Poole clarified that you don’t necessarily have to be a producer, but you have to show you know how to bring those elements together. “We have the ability to put together production teams on a really solid idea, and we do that often. However, I do want to see samples of great past work – and usually that’s in the form of videos.” After the panel, he elaborated on a few of these kinds of stories: “Ben Warheit (the creator of AA’s series Waco Valley) started by drawing dinosaurs on Post-It notes and now writes for Late Night and The Awesomes. The Bilderbergers were making fantastic sketches before we ever made Thingstarter or Idiot’s Guide to Smart People with them. Now one is a staff writer at AA, and we very recently sold a long-form series with them.”

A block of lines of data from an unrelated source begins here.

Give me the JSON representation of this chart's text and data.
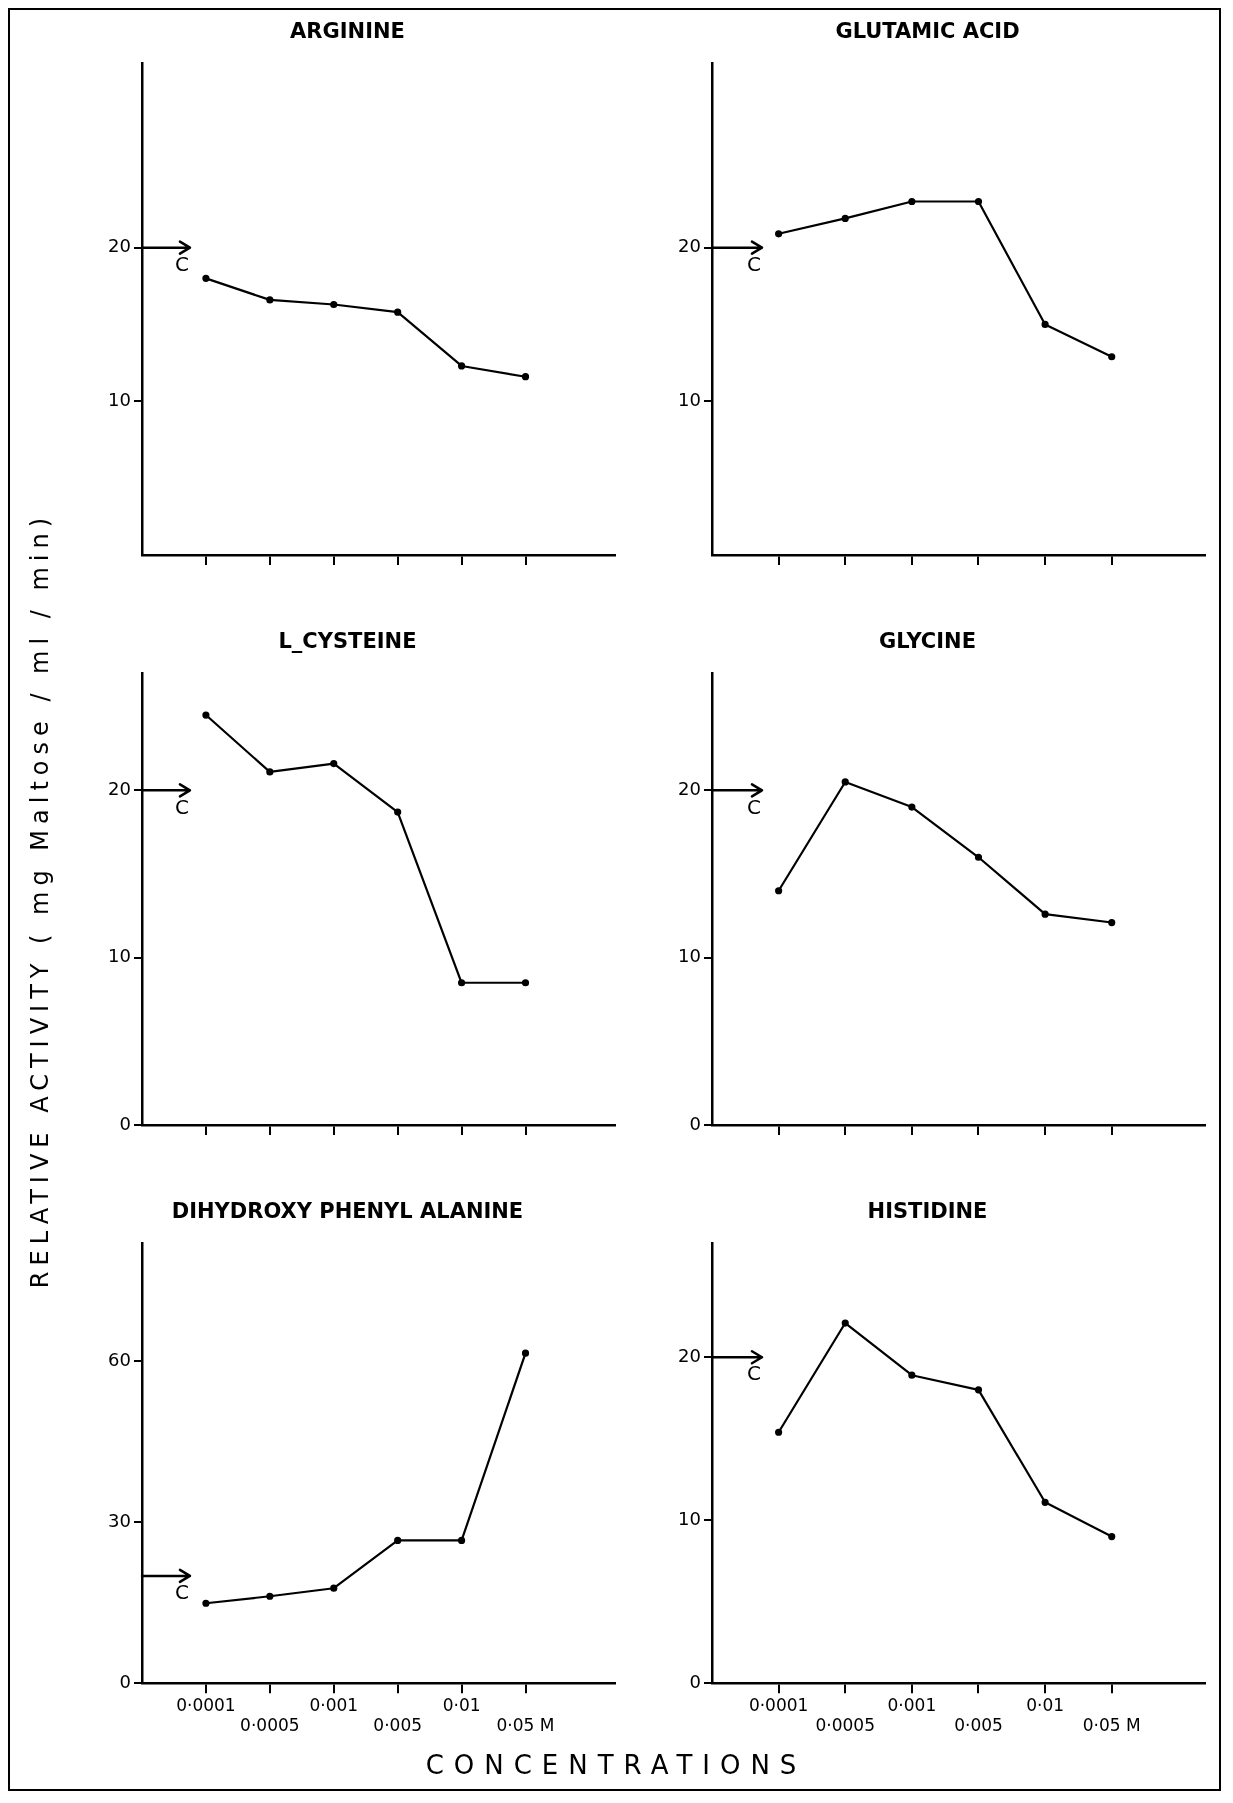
{
  "chart_data": [
    {
      "type": "line",
      "title": "ARGININE",
      "categories": [
        null,
        null,
        null,
        null,
        null,
        null
      ],
      "values": [
        18.0,
        16.6,
        16.3,
        15.8,
        12.3,
        11.6
      ],
      "color": "#000000",
      "ylim": [
        0,
        32
      ],
      "yticks": [
        10,
        20
      ],
      "tick_labels": "y",
      "marker": "circle",
      "line_style": "solid",
      "grid": false,
      "legend": false,
      "ref_lines": [
        {
          "axis": "y",
          "value": 20,
          "label": "C"
        }
      ]
    },
    {
      "type": "line",
      "title": "GLUTAMIC ACID",
      "categories": [
        null,
        null,
        null,
        null,
        null,
        null
      ],
      "values": [
        20.9,
        21.9,
        23.0,
        23.0,
        15.0,
        12.9
      ],
      "color": "#000000",
      "ylim": [
        0,
        32
      ],
      "yticks": [
        10,
        20
      ],
      "tick_labels": "y",
      "marker": "circle",
      "line_style": "solid",
      "grid": false,
      "legend": false,
      "ref_lines": [
        {
          "axis": "y",
          "value": 20,
          "label": "C"
        }
      ]
    },
    {
      "type": "line",
      "title": "L_CYSTEINE",
      "ylabel": "RELATIVE ACTIVITY ( mg Maltose / ml / min)",
      "categories": [
        null,
        null,
        null,
        null,
        null,
        null
      ],
      "values": [
        24.5,
        21.1,
        21.6,
        18.7,
        8.5,
        8.5
      ],
      "color": "#000000",
      "ylim": [
        0,
        27
      ],
      "yticks": [
        0,
        10,
        20
      ],
      "tick_labels": "y",
      "marker": "circle",
      "line_style": "solid",
      "grid": false,
      "legend": false,
      "ref_lines": [
        {
          "axis": "y",
          "value": 20,
          "label": "C"
        }
      ]
    },
    {
      "type": "line",
      "title": "GLYCINE",
      "categories": [
        null,
        null,
        null,
        null,
        null,
        null
      ],
      "values": [
        14.0,
        20.5,
        19.0,
        16.0,
        12.6,
        12.1
      ],
      "color": "#000000",
      "ylim": [
        0,
        27
      ],
      "yticks": [
        0,
        10,
        20
      ],
      "tick_labels": "y",
      "marker": "circle",
      "line_style": "solid",
      "grid": false,
      "legend": false,
      "ref_lines": [
        {
          "axis": "y",
          "value": 20,
          "label": "C"
        }
      ]
    },
    {
      "type": "line",
      "title": "DIHYDROXY PHENYL ALANINE",
      "xlabel": "CONCENTRATIONS",
      "categories": [
        "0·0001",
        "0·0005",
        "0·001",
        "0·005",
        "0·01",
        "0·05 M"
      ],
      "values": [
        14.9,
        16.2,
        17.7,
        26.6,
        26.6,
        61.5
      ],
      "color": "#000000",
      "ylim": [
        0,
        82
      ],
      "yticks": [
        0,
        30,
        60
      ],
      "marker": "circle",
      "line_style": "solid",
      "grid": false,
      "legend": false,
      "ref_lines": [
        {
          "axis": "y",
          "value": 20,
          "label": "C"
        }
      ]
    },
    {
      "type": "line",
      "title": "HISTIDINE",
      "categories": [
        "0·0001",
        "0·0005",
        "0·001",
        "0·005",
        "0·01",
        "0·05 M"
      ],
      "values": [
        15.4,
        22.1,
        18.9,
        18.0,
        11.1,
        9.0
      ],
      "color": "#000000",
      "ylim": [
        0,
        27
      ],
      "yticks": [
        0,
        10,
        20
      ],
      "marker": "circle",
      "line_style": "solid",
      "grid": false,
      "legend": false,
      "ref_lines": [
        {
          "axis": "y",
          "value": 20,
          "label": "C"
        }
      ]
    }
  ]
}
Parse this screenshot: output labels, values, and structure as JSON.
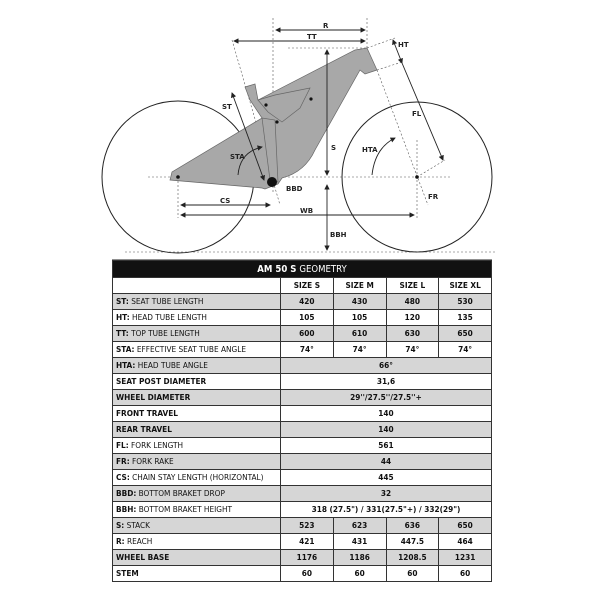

Asked what is the best way to get a meeting with a digital platform development exec – and specifically if it required an agents or manager – Poole responded “Recommendations are really powerful. If someone I know and trust says I should meet someone, then I’m always excited to. That could be an agent or manager or just a friend.”

The entire panel encouragingly expressed interest in seeing more unique and personal ideas rather than chasing after already existing formats and proven successes. Rick Haskins of The CW specifically described being discouraged by people coming in pitching many ideas; he wants to see talent with one thing they are passionate, almost obsessive about getting made (Poole enthusiastically agreed with this sentiment). When asked if they prefer to see videos with huge view counts over work that may be creatively solid but lower-viewership, the panel again stressed confidence, competence, and talent. Miyawaki said we want to see “people who have fans of them, not of their content,” explaining that being able to build engagement and enthusiasm over you as creators is more important than having a massive viral hit no one knows you made.

Mike Farah agreed: “It’s about creating leverage, you want to make people feel they won’t be fired. Be confident in your content and your brand.” When asked to clarify if brand referred to a sense of marketability or a project having a strong sense of self, Poole confirmed “I would mean people with a really strong point of view – not marketability – who know what they’re good at and are writing/performing in a way that showcases that.”

The overall sentiment was that the market for digital video comedy is actually vast (almost every television network now has a digital arm actively looking for content, not to mention Vimeo, AOL, Yahoo!…), and there’s no accepted consensus as to what works and what doesn’t. What is important is actually Going Out And Making Things. And following ideas that are as specific and unique as possible, while proving you can execute them with the highest degree of production competence and confidence available to you. Maybe go read Our Band Could Be Your Life – digital video comedy is a little punk rock D.I.Y. now, in a way. Even if the end goal is getting a division of Viacom to fund your web series instead of selling enough tapes to straight-edge teens to get your van back to D.C.